Natural antioxidants are added to meat-based products to avoid lipid oxidation [148]. In a study conducted on chronic inflammation-induced mice models, after several antioxidant preparations, a standardization in ileal and colic microbiota was found [148].

Caffeic acid showed the capacity to reduce the severity of bowel damage at histological and biochemical levels [150], suppressing inflammatory cytokines (i.e., TNF-α, IL-6, IFN-γ) secretion through the inactivation of NF-kB [149] to reduce the T-cells colonic infiltration, significantly alleviating colitis [151].

Supplementation of ferulic acid showed a reduction in colitis, maintaining T-helpers T1/T2 balance, inhibiting NF-κB, and differentiating regulatory T cells [152].

Sinapic acid reduces diarrhea in colitis-induced murine models, reducing TNF-α and myeloperoxidase production [153].

Chlorogenic acid seems to improve inflammation of colitis mice models, reducing NF-κB and myeloperoxidase [154], reducing oxidative stress and apoptosis markers [155], and lowering pro-inflammatory cytokines [156]. Moreover, some authors also observed an increase in microbial abundances, such as levels of Akkermansia and Lactobacillus, and a decrease in the pro-inflammatory bacterial species involved in IBD-like Escherichia coli and Salmonella spp. [157].

5. Conclusions

Diet has a key role in the prevention and treatment of IBD. Many studies have demonstrated that the Western diet increases the risk of developing IBD. More recently, evidence has been accumulating about the severe impact of the consumption of several artificial food additives on gut microbiota and their positive associations with IBD through gut microbial modulation (Figure 2) [158].

Figure 2

Food additives, gut microbiota, and IBD. Abbreviations: CMC, carboxymethyl cellulose; E-171, titanium dioxide; E-950, acesulfame potassium; E-951, aspartame; E-954, saccharin; E-955, sucralose, E-961, neotame; IBD, inflammatory bowel disease; P80, polysorbate 80.

This review highlighted that, although a wide range of food additives are approved by national authorities, some of them, such as artificial emulsifiers and artificial sweeteners, can negatively affect gut microbiota composition and functions (Figure 2). These gut microbial variations lead to the promotion of pro-inflammatory intestinal microbiota, disruption of mucus barrier, increased intestinal permeability, activation of inflammatory pathways such as LPS, flagellin, and pro-inflammatory cytokines production [159], exacerbating dysbiosis and mechanisms associated with IBD pathogenesis. In preclinical studies, such changes in bacteria triggered chronic colitis in mice genetically subject to this disorder, due to abnormal immune systems [95]. On the other hand, this review also showed that certain natural food additives such as stevia, soy/rapeseed lecithin, and natural antioxidants can improve gut microbiota composition and their functions.

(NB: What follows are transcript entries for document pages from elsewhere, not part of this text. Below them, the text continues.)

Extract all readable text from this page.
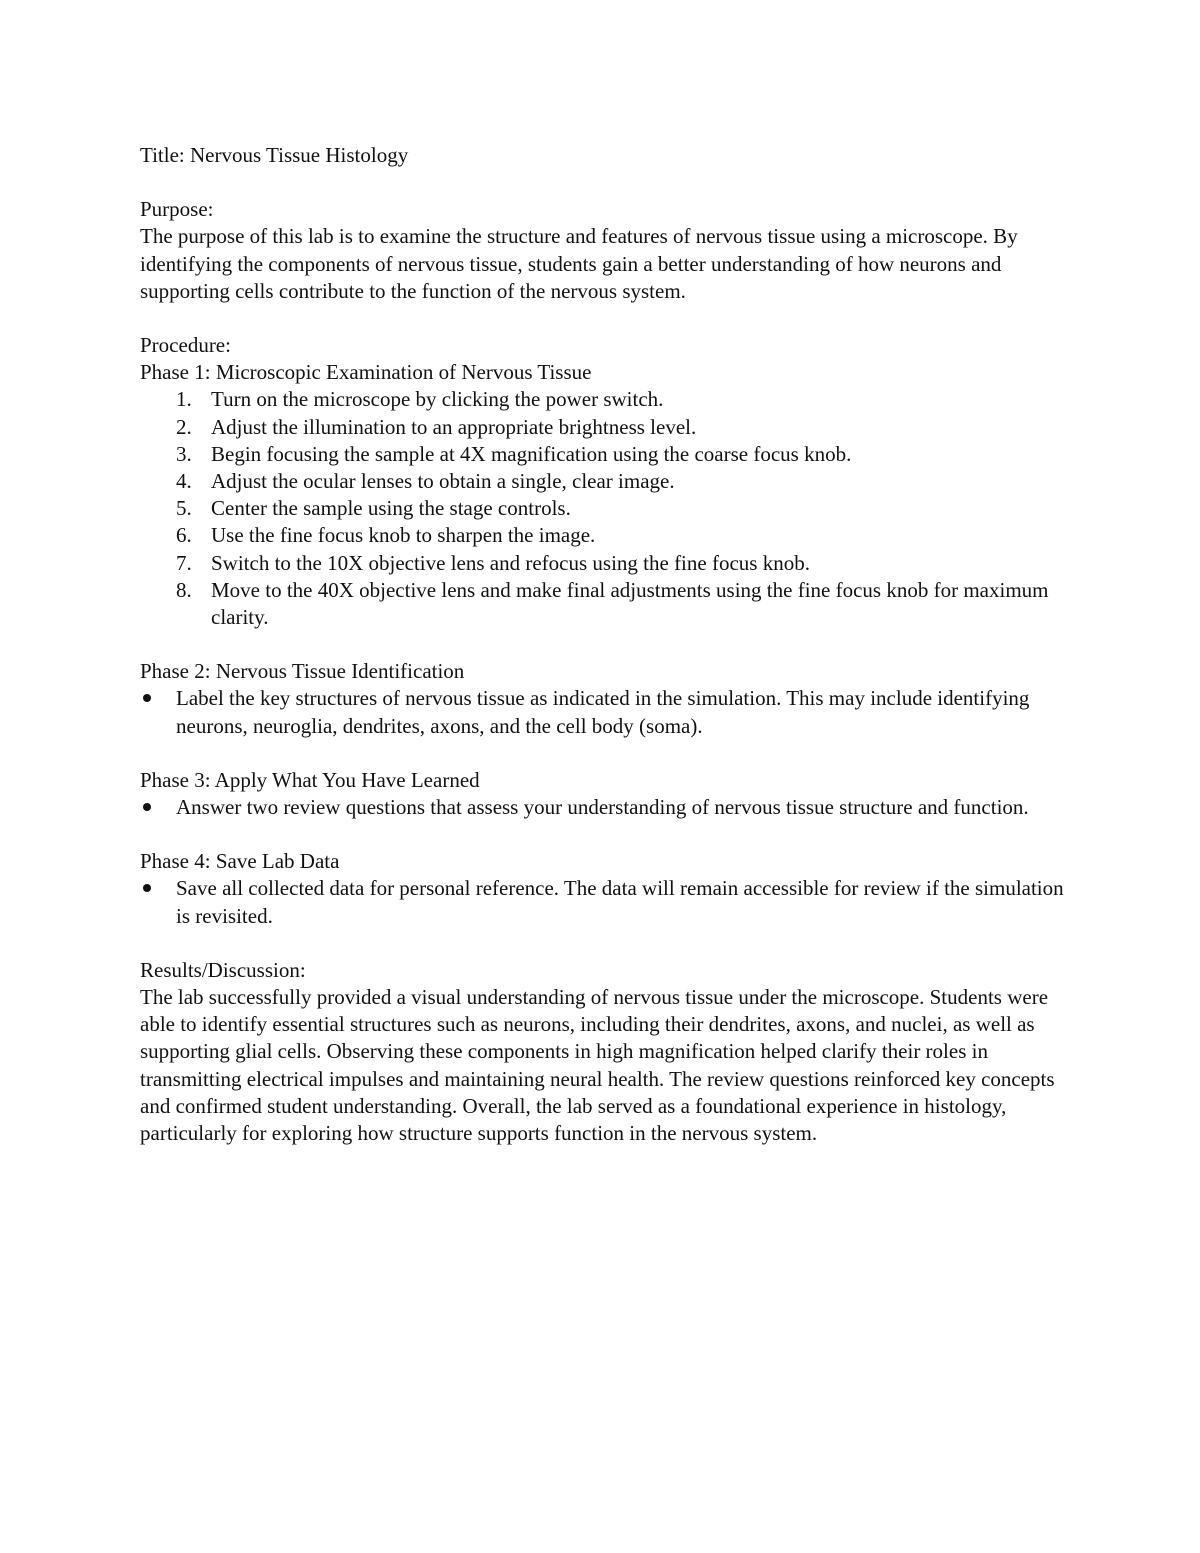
Title: Nervous Tissue Histology

Purpose:

The purpose of this lab is to examine the structure and features of nervous tissue using a microscope. By identifying the components of nervous tissue, students gain a better understanding of how neurons and supporting cells contribute to the function of the nervous system.

Procedure:

Phase 1: Microscopic Examination of Nervous Tissue

1. Turn on the microscope by clicking the power switch.
2. Adjust the illumination to an appropriate brightness level.
3. Begin focusing the sample at 4X magnification using the coarse focus knob.
4. Adjust the ocular lenses to obtain a single, clear image.
5. Center the sample using the stage controls.
6. Use the fine focus knob to sharpen the image.
7. Switch to the 10X objective lens and refocus using the fine focus knob.
8. Move to the 40X objective lens and make final adjustments using the fine focus knob for maximum clarity.

Phase 2: Nervous Tissue Identification

Label the key structures of nervous tissue as indicated in the simulation. This may include identifying neurons, neuroglia, dendrites, axons, and the cell body (soma).

Phase 3: Apply What You Have Learned

Answer two review questions that assess your understanding of nervous tissue structure and function.

Phase 4: Save Lab Data

Save all collected data for personal reference. The data will remain accessible for review if the simulation is revisited.

Results/Discussion:

The lab successfully provided a visual understanding of nervous tissue under the microscope. Students were able to identify essential structures such as neurons, including their dendrites, axons, and nuclei, as well as supporting glial cells. Observing these components in high magnification helped clarify their roles in transmitting electrical impulses and maintaining neural health. The review questions reinforced key concepts and confirmed student understanding. Overall, the lab served as a foundational experience in histology, particularly for exploring how structure supports function in the nervous system.
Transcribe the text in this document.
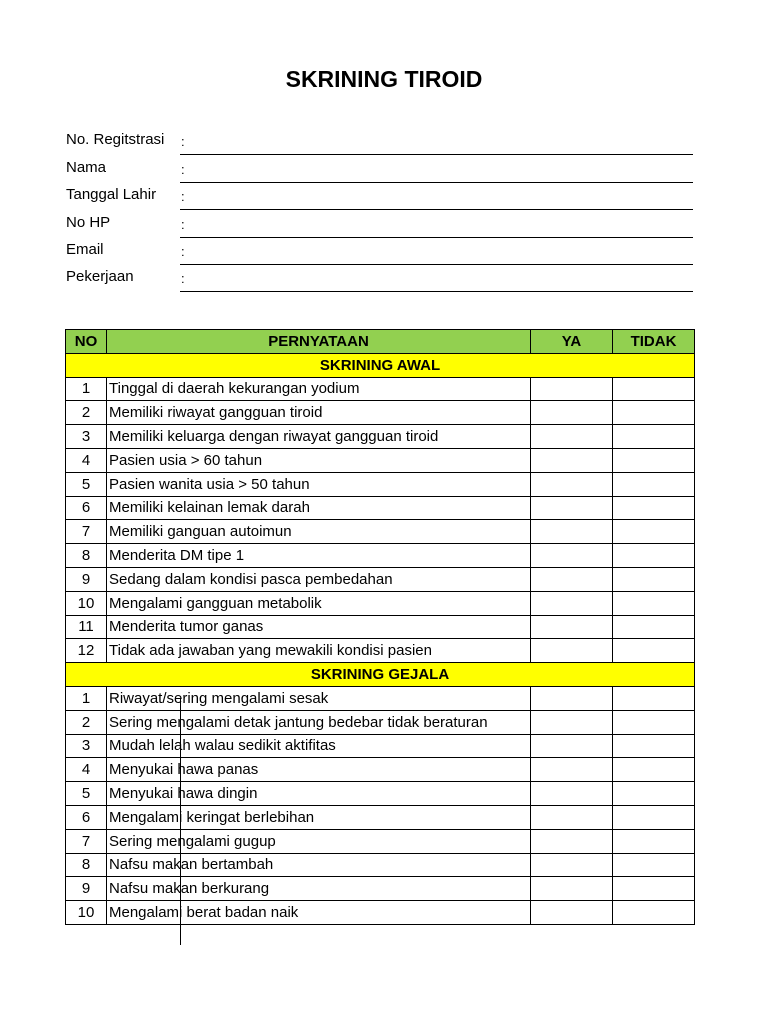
SKRINING TIROID
No. Regitstrasi :
Nama	:
Tanggal Lahir :
No HP	:
Email	:
Pekerjaan	:
NO	PERNYATAAN	YA	TIDAK
SKRINING AWAL			
1	Tinggal di daerah kekurangan yodium		
2	Memiliki riwayat gangguan tiroid		
3	Memiliki keluarga dengan riwayat gangguan tiroid		
4	Pasien usia > 60 tahun		
5	Pasien wanita usia > 50 tahun		
6	Memiliki kelainan lemak darah		
7	Memiliki ganguan autoimun		
8	Menderita DM tipe 1		
9	Sedang dalam kondisi pasca pembedahan		
10	Mengalami gangguan metabolik		
11	Menderita tumor ganas		
12	Tidak ada jawaban yang mewakili kondisi pasien		
SKRINING GEJALA			
1	Riwayat/sering mengalami sesak		
2	Sering mengalami detak jantung bedebar tidak beraturan		
3	Mudah lelah walau sedikit aktifitas		
4	Menyukai hawa panas		
5	Menyukai hawa dingin		
6	Mengalami keringat berlebihan		
7	Sering mengalami gugup		
8	Nafsu makan bertambah		
9	Nafsu makan berkurang		
10	Mengalami berat badan naik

These in vivo findings need to be confirmed in humans. Moreover, many confounders must be considered such as excessive high-dose exposure, which is irrelevant for human consumption, the sample size, or the background diet. Indeed, the synergies between different consumed processed food products, with or without the combination of other macronutrients, micronutrients, and fiber, also influence our gut microbiota. Investigating how food additive exposure affects the gut microbiota in IBD patients and healthy subjects has ethical issues; therefore, studies evaluating the impact of food additive consumption on the microbiota need to be conducted in relevant animal models with a large sample size or clinical populations at relevant exposure levels. In the future, preclinical studies could also assess the impact of the synergies of different food additives on the gut microbiota, varying their frequency of consumption, their type, or their artificial/natural origin [112].

It would be advisable to limit the human exposure to certain artificial food additives, reducing the consumption of ultra-processed foods, especially in patients with an IBD predisposition/diagnosis. We also recommended that IBD patients systematically undergo nutritional counseling by a clinical dietitian to follow a balanced and personalized diet prioritizing homemade food to control the amount of food additive exposure.